Tapscott e Williams (2007) analisam distintas experiências de mercado, desde a relação da IBM com o código aberto, particularmente no sistema operacional Linux, passando pelas plataformas colaborativas da multinacional de produtos de consumo Procter & Gamble (P&G) até a experiência de construção de um avião da multinacional aeroespacial Boeing. Esse último, basicamente “um monte de peças Lego, desde o início, fornecidas por centenas de empresas diferentes e montadas em um chão de fábrica global, em uma gigantesca e impressionante colaboração” (idem, p. 273).

Uma das experiências mais interessantes, citadas com certa frequência em fóruns de debate sobre como as redes colaborativas estão se embrenhando na produção é a organização chinesa Lifan. Trata-se de uma fabricante de motocicletas que, como seus pares Zongshen,

160 Longxin, Jialing, Jianshe e Dachangjiang, impulsionaram a produção de motocicletas chinesas, que passaram a representar 50% do total do mercado mundial. O elo comum entre essas fabricantes é que os seus produtos são construídos por centenas de empresas e indivíduos que colaboram tanto na elaboração como na execução dos veículos (TAPSCOTT; WILLIAMS, 2007, p. 267).

Outra dinâmica que tem potencial de afetar as empresas é a convergência entre produção e consumo, que vem perdendo sua tradicional linha divisória.

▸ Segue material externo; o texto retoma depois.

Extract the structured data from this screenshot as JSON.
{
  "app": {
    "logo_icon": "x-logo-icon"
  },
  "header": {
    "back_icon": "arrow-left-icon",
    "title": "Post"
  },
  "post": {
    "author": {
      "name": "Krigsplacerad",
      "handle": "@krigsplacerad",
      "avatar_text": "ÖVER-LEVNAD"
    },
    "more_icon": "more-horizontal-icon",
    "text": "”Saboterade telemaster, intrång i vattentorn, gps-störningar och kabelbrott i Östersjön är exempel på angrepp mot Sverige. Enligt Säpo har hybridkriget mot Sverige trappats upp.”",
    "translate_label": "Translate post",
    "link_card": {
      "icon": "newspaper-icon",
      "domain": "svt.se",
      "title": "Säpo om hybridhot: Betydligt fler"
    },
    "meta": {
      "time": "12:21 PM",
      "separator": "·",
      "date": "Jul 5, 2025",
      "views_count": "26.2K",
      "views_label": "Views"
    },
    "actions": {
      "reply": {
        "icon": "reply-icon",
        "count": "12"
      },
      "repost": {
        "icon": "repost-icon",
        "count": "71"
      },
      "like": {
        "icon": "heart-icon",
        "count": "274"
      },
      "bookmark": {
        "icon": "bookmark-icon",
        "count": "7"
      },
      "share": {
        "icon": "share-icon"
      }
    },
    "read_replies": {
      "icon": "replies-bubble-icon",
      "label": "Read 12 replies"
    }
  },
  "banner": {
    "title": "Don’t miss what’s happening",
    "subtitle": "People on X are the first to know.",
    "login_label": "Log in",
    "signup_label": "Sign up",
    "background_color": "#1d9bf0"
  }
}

Um dos grandes exemplos é a área de software livre, mas proliferam na internet as plataformas para produção e distribuição de bens pelos próprios internautas. Em paralelo, cotidianamente surgem novos sites que ligam diretamente produtores e consumidores nos mais variados setores, substituindo os intermediários (KAUFMAN, ROZA, 2013, p. 19).

A verdade é que o mercado está repleto de experiências colaborativas, que fazem parte, inclusive, da pauta diária dos jornais e revistas especializados em negócios. Podemos afirmar que, na sociedade da informação em rede, dificilmente uma empresa opera sem estar de alguma forma conectada a uma rede colaborativa. No capítulo 2 dessa tese, dedicado à conceituação da “Nova Economia”, e no subcapítulo 2.1, voltado à reflexão do impacto das redes na economia, destacamos dois fenômenos que, de certa maneira, estão moldando a cultura, o comportamento e o funcionamento das empresas do século XXI: (a) as experiências colaborativas de “desintermediação”, isto é, que passam ao largo das grandes empresas e/ou da economia dominante, e (b) o perfil do consumidor conectado, que requer outras estratégias de marketing e comunicação. Esse consumidor conectado é uma mistura de “Prosumer” e ativista das redes, como será visto no capítulo 5.